Os Amantes Regulares (Les amants réguliers, 2005) Philippe Garrel
Esta obra retrata a época conturbada que foi o Maio de 68, com as revoltas liberais e estudantis em França através das memórias do cineasta Philippe Garrel. Sendo uma obra nitidamente autobiográfica, Louis Garrel é, como não poderia deixar de ser, quem desempenha o papel que teria sido o do seu pai e é neste exercício estético de lembrança da Nouvelle Vague que nasce uma obra de tal forma próxima do espectador, que o faz sentir como parte integrante do enredo.
Mostra-se uma juventude decadente e inovadora. Mostra-se a geração que renovou a ideia de liberalismo. Mostra-se a juventude que vivendo em sonhos e devaneios se cansou de ver uma vida vazia e uma França estagnada.

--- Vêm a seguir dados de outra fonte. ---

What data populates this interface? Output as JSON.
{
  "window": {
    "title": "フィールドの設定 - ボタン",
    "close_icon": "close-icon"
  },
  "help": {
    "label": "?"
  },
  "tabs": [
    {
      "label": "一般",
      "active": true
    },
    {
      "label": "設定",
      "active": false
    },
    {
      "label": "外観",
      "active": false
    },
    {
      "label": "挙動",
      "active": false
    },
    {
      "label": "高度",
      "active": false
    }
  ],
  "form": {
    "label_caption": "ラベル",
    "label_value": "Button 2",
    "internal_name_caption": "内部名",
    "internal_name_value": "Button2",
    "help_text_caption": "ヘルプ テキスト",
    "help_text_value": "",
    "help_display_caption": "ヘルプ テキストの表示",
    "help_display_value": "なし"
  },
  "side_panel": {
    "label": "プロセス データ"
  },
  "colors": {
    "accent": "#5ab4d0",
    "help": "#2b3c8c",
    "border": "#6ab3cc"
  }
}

O filme mostra o momento após a falhada revolução estudantil de 68, no qual um grupo de jovens se muda para uma casa herdada por um dos intervenientes. Ao partilhar uma vida, evidenciam-se questões como a paixão pelas artes, o consumo de drogas exaustivo, o sexo ocasional… é dentro deste ambiente sonhador que François (Louis Garrel), poeta de 20 anos, e Lilie (Clothide Hesme), jovem escultora, vivem o seu romance. A forma como cada um deles vê o romance é distinta e contraditória e a inércia boémia acaba por substituir o falso idealismo do casal, espoletando uma onda de desequilíbrios mentais e emocionais que colmatam terminando com o sonho.